The other key change we need involves governance and it starts with the boards of directors at these mega institutions.

I don't doubt that most of the people sitting on the boards of the world's largest banks are hardworking, well-intentioned people. But it's pretty clear they are not asking enough of the right questions of senior management and are not demanding accountability when things go wrong.

How else do you explain Barclays' Libor scandal, JPMorgan's trading fiasco, HSBC's money-laundering lapses, Wells Fargo's fair-lending run-in with the Justice Department?

"It isn't a failure of internal controls. It's not because the banks don't have 72 systems with 422 auditors and tons of books on the shelf. It's because nobody gave a damn, and that is a board-level problem," said Karen Shaw Petrou, one of the brightest minds analyzing the industry today.

"Many boards are not well-informed enough about risks" their companies are taking, she said. "It's not that the banks are too complicated. It's that there is a lack of actionable information on which knowledgeable decisions can be made."

Petrou, co-founder and managing partner of Federal Financial Analytics, said every board must set risk tolerances, draw a line on how many mistakes is too many and then be prepared to mete out harsh discipline.

"They don't need to be complicated, fancy formulas," she said. "They need to be clear: you get out when the [risk-tolerance] thresholds are breached…. And there must be consequences for lapses."

Troy Paredes, on the board of the Securities and Exchange Commission, capped off a speech last week about the future of financial services with his views on the role directors should play.

"What matters most is not how a board is composed or structured. What matters most is how directors act," Paredes said.

"Directors should be willing to dissent, and disagreement from others should not be discouraged or suppressed. When it leads people to engage rigorously, disagreement helps ensure that the unknown is identified; that potential conflicts are spotted; that information is uncovered; that overconfidence and other biases are managed; that 'outside the box' thinking is sparked; and that challenges and opportunities are assessed in a more balanced way."

Paredes warned against directors becoming "complacent or too deferential to management just because the CEO has been making the right calls and the company has been on a good run. Whether the company is successful or struggling, the tough questions need to be asked to help ensure that the best decisions are made going forward."

It's common sense, but it's not common practice on too many boards today.

Kevin Blakely, a former regulator and banker who is now a senior advisor at Deloitte & Touche, tied the two pieces together.

Transparency and governance, he said, go hand in hand.
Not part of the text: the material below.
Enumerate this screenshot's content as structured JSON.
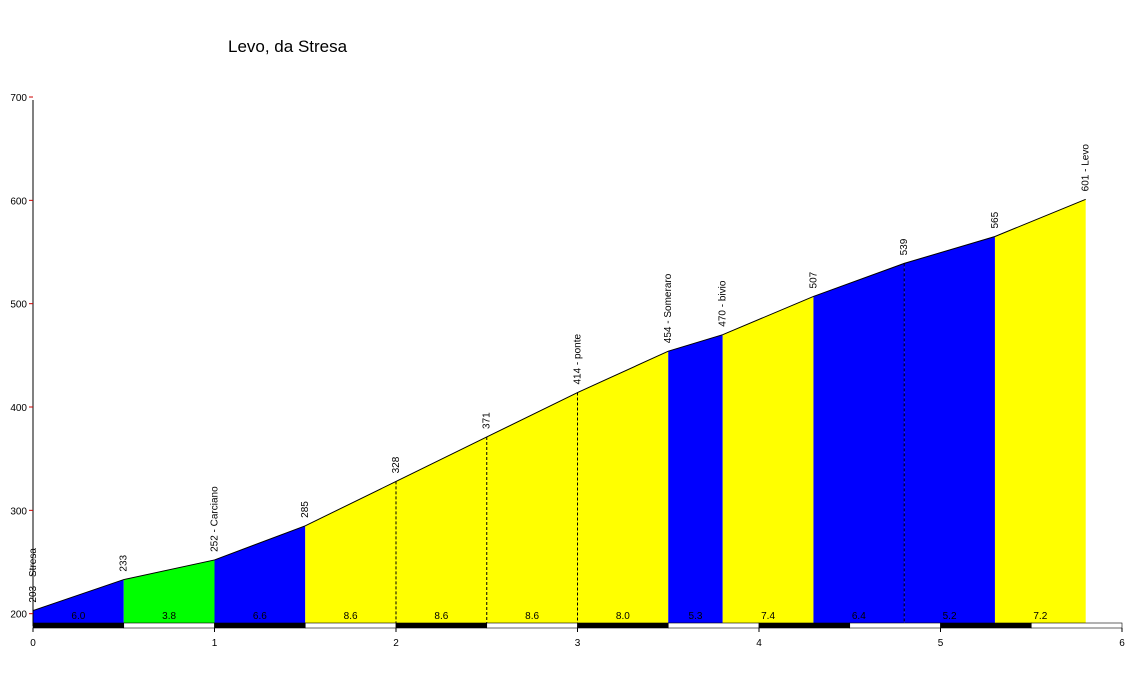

A bank has to be able to put its figurative hands on data to have a fighting chance of managing its risks.

Too many firms haven't comprehensively integrated information systems, especially after acquisitions. They don't have common definitions for products or standardized ways of reporting data.

"Clearly, data that is pulled from a consistent source, has a high degree of integrity, and is readily available, benefits [banks] on a number of fronts," Blakely said. "There is increased transparency within the firm as to business performance, a higher degree of confidence in decisions made, management and board reports with greater accuracy and over time a greater degree of trust by the investment community in the company's numbers."

If boards and the executives who report to them don't get serious about getting governance and risk management right, headline-grabbing problems will continue to plague the industry.

A tipping point will be reached, and then the industry will be out of options. If bankers think Dodd-Frank was bad, wait till Round Two, which is sure to include some blend of activity restrictions, taxes or fees, tighter size limits and tougher capital requirements.

At some point, the red tape will strangle the industry, and that won't be good for anyone.